SYDNEY (Reuters) - Australian police are investigating how confidential information about the outcome of a tender process for Australia’s next submarine fleet was leaked to the media, the Australian Broadcasting Corporation reported on Saturday.
It is the second leak from within the military acquisition project which has come down to a race between bids from French, German and Japanese companies for an A$50 billion contract to build 12 submarines.
Australia’s Federal Police confirmed in a statement to the ABC that they had been asked to investigate, the broadcaster said.

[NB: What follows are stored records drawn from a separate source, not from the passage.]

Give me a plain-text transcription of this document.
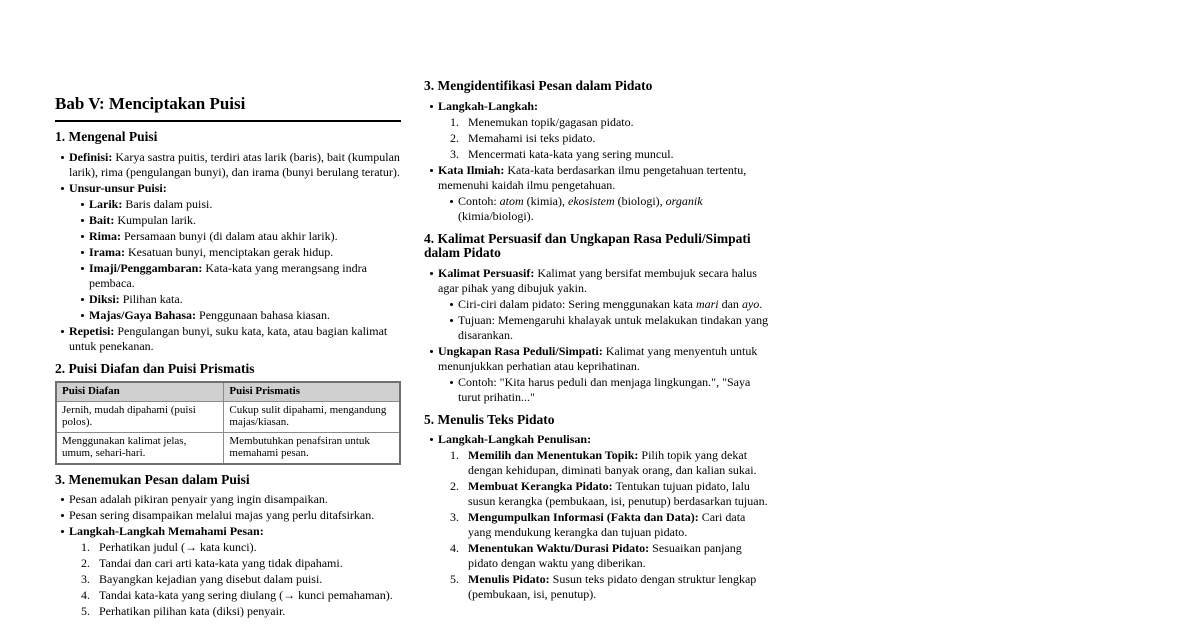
Bab V: Menciptakan Puisi
1. Mengenal Puisi
Definisi: Karya sastra puitis, terdiri atas larik (baris), bait (kumpulan larik), rima (pengulangan bunyi), dan irama (bunyi berulang teratur).
Unsur-unsur Puisi:
Larik: Baris dalam puisi.
Bait: Kumpulan larik.
Rima: Persamaan bunyi (di dalam atau akhir larik).
Irama: Kesatuan bunyi, menciptakan gerak hidup.
Imaji/Penggambaran: Kata-kata yang merangsang indra pembaca.
Diksi: Pilihan kata.
Majas/Gaya Bahasa: Penggunaan bahasa kiasan.
Repetisi: Pengulangan bunyi, suku kata, kata, atau bagian kalimat untuk penekanan.
2. Puisi Diafan dan Puisi Prismatis
Puisi Diafan	Puisi Prismatis
Jernih, mudah dipahami (puisi polos).	Cukup sulit dipahami, mengandung majas/kiasan.
Menggunakan kalimat jelas, umum, sehari-hari.	Membutuhkan penafsiran untuk memahami pesan.
3. Menemukan Pesan dalam Puisi
Pesan adalah pikiran penyair yang ingin disampaikan.
Pesan sering disampaikan melalui majas yang perlu ditafsirkan.
Langkah-Langkah Memahami Pesan:
1. Perhatikan judul (→ kata kunci).
2. Tandai dan cari arti kata-kata yang tidak dipahami.
3. Bayangkan kejadian yang disebut dalam puisi.
4. Tandai kata-kata yang sering diulang (→ kunci pemahaman).
5. Perhatikan pilihan kata (diksi) penyair.
3. Mengidentifikasi Pesan dalam Pidato
Langkah-Langkah:
1. Menemukan topik/gagasan pidato.
2. Memahami isi teks pidato.
3. Mencermati kata-kata yang sering muncul.
Kata Ilmiah: Kata-kata berdasarkan ilmu pengetahuan tertentu, memenuhi kaidah ilmu pengetahuan.
Contoh: atom (kimia), ekosistem (biologi), organik (kimia/biologi).
4. Kalimat Persuasif dan Ungkapan Rasa Peduli/Simpati dalam Pidato
Kalimat Persuasif: Kalimat yang bersifat membujuk secara halus agar pihak yang dibujuk yakin.
Ciri-ciri dalam pidato: Sering menggunakan kata mari dan ayo.
Tujuan: Memengaruhi khalayak untuk melakukan tindakan yang disarankan.
Ungkapan Rasa Peduli/Simpati: Kalimat yang menyentuh untuk menunjukkan perhatian atau keprihatinan.
Contoh: "Kita harus peduli dan menjaga lingkungan.", "Saya turut prihatin..."
5. Menulis Teks Pidato
Langkah-Langkah Penulisan:
1. Memilih dan Menentukan Topik: Pilih topik yang dekat dengan kehidupan, diminati banyak orang, dan kalian sukai.
2. Membuat Kerangka Pidato: Tentukan tujuan pidato, lalu susun kerangka (pembukaan, isi, penutup) berdasarkan tujuan.
3. Mengumpulkan Informasi (Fakta dan Data): Cari data yang mendukung kerangka dan tujuan pidato.
4. Menentukan Waktu/Durasi Pidato: Sesuaikan panjang pidato dengan waktu yang diberikan.
5. Menulis Pidato: Susun teks pidato dengan struktur lengkap (pembukaan, isi, penutup).
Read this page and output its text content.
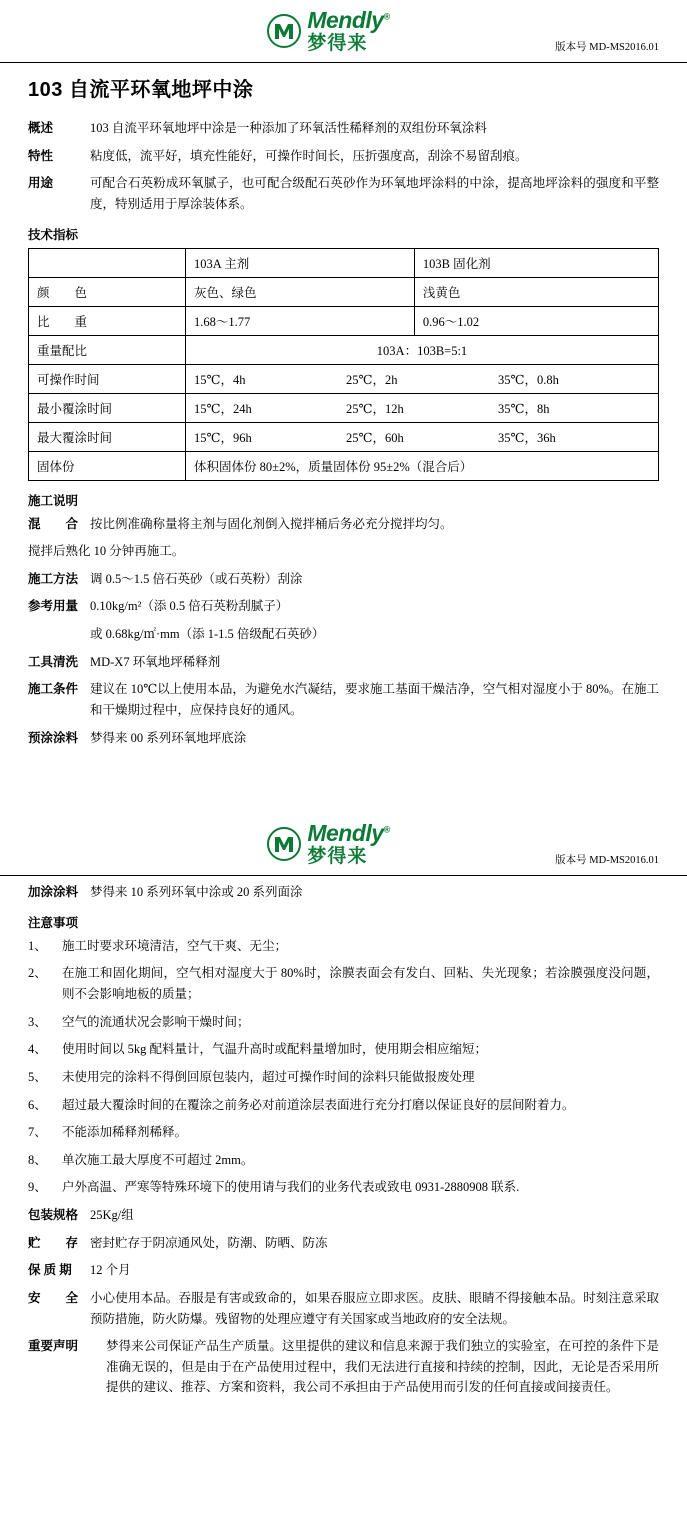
Mendly®
梦得来	版本号 MD-MS2016.01
103 自流平环氧地坪中涂
概述	103 自流平环氧地坪中涂是一种添加了环氧活性稀释剂的双组份环氧涂料
特性	粘度低，流平好，填充性能好，可操作时间长，压折强度高，刮涂不易留刮痕。
用途	可配合石英粉成环氧腻子，也可配合级配石英砂作为环氧地坪涂料的中涂，提高地坪涂料的强度和平整度，特别适用于厚涂装体系。
技术指标
	103A 主剂	103B 固化剂
颜　　色	灰色、绿色	浅黄色
比　　重	1.68～1.77	0.96～1.02
重量配比	103A：103B=5:1	
可操作时间	15℃，4h 25℃，2h 35℃，0.8h	

最小覆涂时间	15℃，24h 25℃，12h 35℃，8h	

最大覆涂时间	15℃，96h 25℃，60h 35℃，36h	

固体份	体积固体份 80±2%，质量固体份 95±2%（混合后）	
施工说明
混　　合 按比例准确称量将主剂与固化剂倒入搅拌桶后务必充分搅拌均匀。
搅拌后熟化 10 分钟再施工。
施工方法 调 0.5～1.5 倍石英砂（或石英粉）刮涂
参考用量 0.10kg/m²（添 0.5 倍石英粉刮腻子）
或 0.68kg/㎡·mm（添 1-1.5 倍级配石英砂）
工具清洗 MD-X7 环氧地坪稀释剂
施工条件 建议在 10℃以上使用本品，为避免水汽凝结，要求施工基面干燥洁净，空气相对湿度小于 80%。在施工和干燥期过程中，应保持良好的通风。
预涂涂料 梦得来 00 系列环氧地坪底涂
Mendly®
梦得来	版本号 MD-MS2016.01
加涂涂料 梦得来 10 系列环氧中涂或 20 系列面涂
注意事项
1、	施工时要求环境清洁，空气干爽、无尘；
2、	在施工和固化期间，空气相对湿度大于 80%时，涂膜表面会有发白、回粘、失光现象；若涂膜强度没问题，则不会影响地板的质量；
3、	空气的流通状况会影响干燥时间；
4、	使用时间以 5kg 配料量计，气温升高时或配料量增加时，使用期会相应缩短；
5、	未使用完的涂料不得倒回原包装内，超过可操作时间的涂料只能做报废处理
6、	超过最大覆涂时间的在覆涂之前务必对前道涂层表面进行充分打磨以保证良好的层间附着力。
7、	不能添加稀释剂稀释。
8、	单次施工最大厚度不可超过 2mm。
9、	户外高温、严寒等特殊环境下的使用请与我们的业务代表或致电 0931-2880908 联系.
包装规格 25Kg/组
贮　　存 密封贮存于阴凉通风处，防潮、防晒、防冻
保 质 期	12 个月
安　　全 小心使用本品。吞服是有害或致命的，如果吞服应立即求医。皮肤、眼睛不得接触本品。时刻注意采取预防措施，防火防爆。残留物的处理应遵守有关国家或当地政府的安全法规。
重要声明	梦得来公司保证产品生产质量。这里提供的建议和信息来源于我们独立的实验室，在可控的条件下是准确无误的，但是由于在产品使用过程中，我们无法进行直接和持续的控制，因此，无论是否采用所提供的建议、推荐、方案和资料，我公司不承担由于产品使用而引发的任何直接或间接责任。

Police spokesmen were not available for comment.
The investigation follows an ABC report earlier in the week that said the Japanese bid had been “all but eliminated” from the tender process.
No official announcement on the outcome of the tender has been made.

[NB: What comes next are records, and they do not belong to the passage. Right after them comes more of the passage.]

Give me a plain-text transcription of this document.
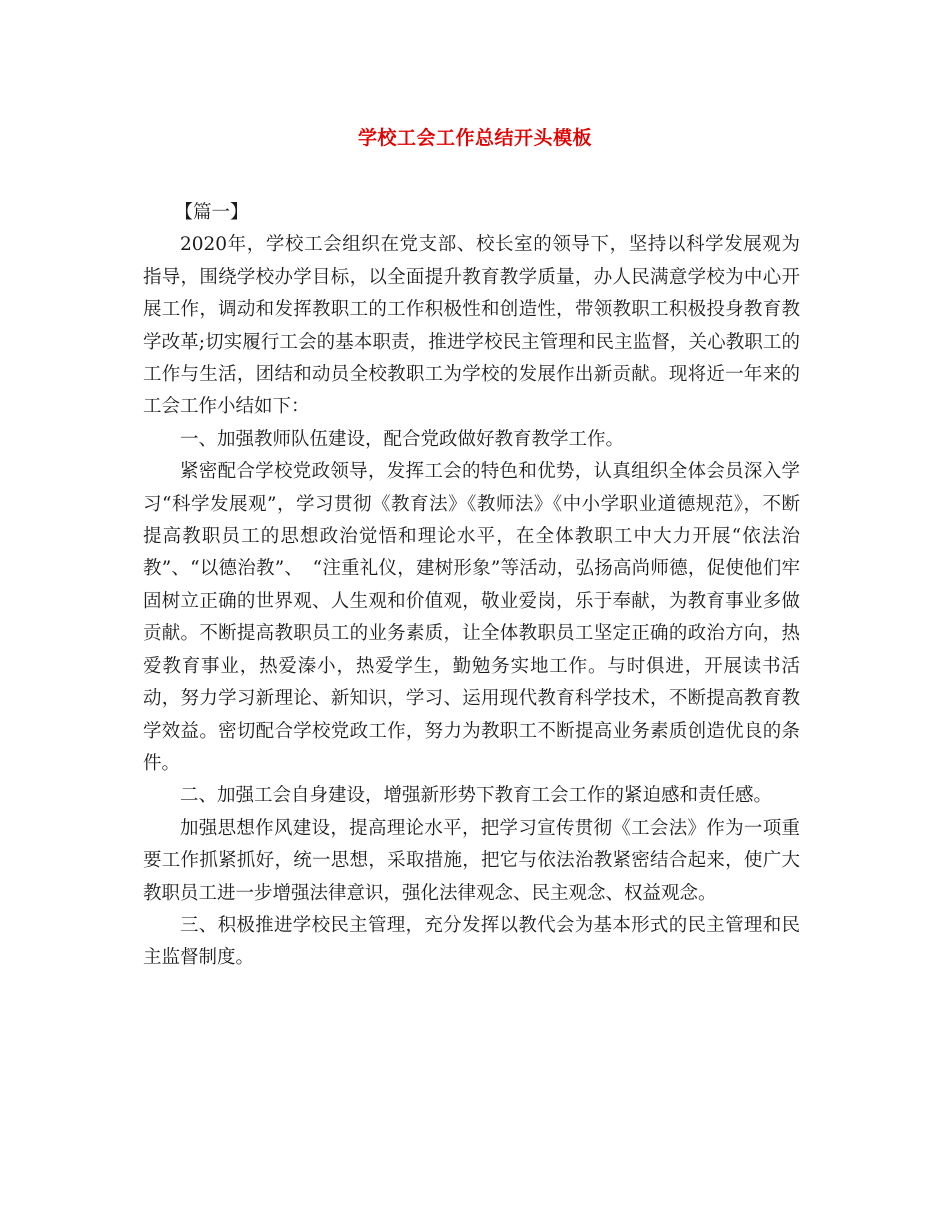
学校工会工作总结开头模板

【篇一】

2020年，学校工会组织在党支部、校长室的领导下，坚持以科学发展观为指导，围绕学校办学目标，以全面提升教育教学质量，办人民满意学校为中心开展工作，调动和发挥教职工的工作积极性和创造性，带领教职工积极投身教育教学改革;切实履行工会的基本职责，推进学校民主管理和民主监督，关心教职工的工作与生活，团结和动员全校教职工为学校的发展作出新贡献。现将近一年来的工会工作小结如下：

一、加强教师队伍建设，配合党政做好教育教学工作。

紧密配合学校党政领导，发挥工会的特色和优势，认真组织全体会员深入学习“科学发展观”，学习贯彻《教育法》《教师法》《中小学职业道德规范》，不断提高教职员工的思想政治觉悟和理论水平，在全体教职工中大力开展“依法治教”、“以德治教”、　“注重礼仪，建树形象”等活动，弘扬高尚师德，促使他们牢固树立正确的世界观、人生观和价值观，敬业爱岗，乐于奉献，为教育事业多做贡献。不断提高教职员工的业务素质，让全体教职员工坚定正确的政治方向，热爱教育事业，热爱溱小，热爱学生，勤勉务实地工作。与时俱进，开展读书活动，努力学习新理论、新知识，学习、运用现代教育科学技术，不断提高教育教学效益。密切配合学校党政工作，努力为教职工不断提高业务素质创造优良的条件。

二、加强工会自身建设，增强新形势下教育工会工作的紧迫感和责任感。

加强思想作风建设，提高理论水平，把学习宣传贯彻《工会法》作为一项重要工作抓紧抓好，统一思想，采取措施，把它与依法治教紧密结合起来，使广大教职员工进一步增强法律意识，强化法律观念、民主观念、权益观念。

三、积极推进学校民主管理，充分发挥以教代会为基本形式的民主管理和民主监督制度。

A final decision had been expected at the end of the year but Prime Minister Malcolm Turnbull’s recent gamble on a July 2 election has sped up the process and a winner is now expected to be announced by the end of the month.

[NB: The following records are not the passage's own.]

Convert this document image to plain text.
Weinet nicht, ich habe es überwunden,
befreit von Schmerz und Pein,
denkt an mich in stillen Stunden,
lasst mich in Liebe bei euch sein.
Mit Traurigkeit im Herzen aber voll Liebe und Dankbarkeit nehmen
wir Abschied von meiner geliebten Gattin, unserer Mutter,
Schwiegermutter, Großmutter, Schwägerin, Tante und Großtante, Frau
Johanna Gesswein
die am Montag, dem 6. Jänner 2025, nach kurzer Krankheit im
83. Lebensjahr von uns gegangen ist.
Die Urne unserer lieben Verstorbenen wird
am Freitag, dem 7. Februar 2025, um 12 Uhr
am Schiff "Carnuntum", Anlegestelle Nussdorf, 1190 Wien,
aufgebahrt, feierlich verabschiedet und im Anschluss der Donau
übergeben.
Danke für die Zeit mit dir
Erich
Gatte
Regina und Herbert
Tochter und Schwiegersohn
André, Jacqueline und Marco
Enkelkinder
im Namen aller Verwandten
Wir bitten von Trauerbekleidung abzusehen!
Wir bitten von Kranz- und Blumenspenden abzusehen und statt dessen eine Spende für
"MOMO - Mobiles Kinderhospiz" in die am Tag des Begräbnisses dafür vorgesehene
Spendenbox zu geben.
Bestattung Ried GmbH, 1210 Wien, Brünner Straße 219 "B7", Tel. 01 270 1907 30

The contract is politically sensitive as it will likely have an impact on thousands of jobs in the shipbuilding industry in South Australia state. Retaining votes in key electorates in that state will be critical for the government.
Mitsubishi Heavy Industries and Kawasaki Heavy Industries are offering to build a variant of Japan’s Soryu submarine.
Germany’s ThyssenKrupp AG’s is proposing to scale up its 2,000-tonne Type 214 class submarine.
France’s state-controlled naval contractor DCNS has proposed a diesel-electric version of its 5,000-tonne Barracuda nuclear-powered submarine.
America’s Raytheon Co, which built the system for Australia’s current Collins-class boats, is vying for a separate contract for a combat system for the submarine with Lockheed Martin Corp, which supplies combat systems to the U.S. Navy’s submarine fleet.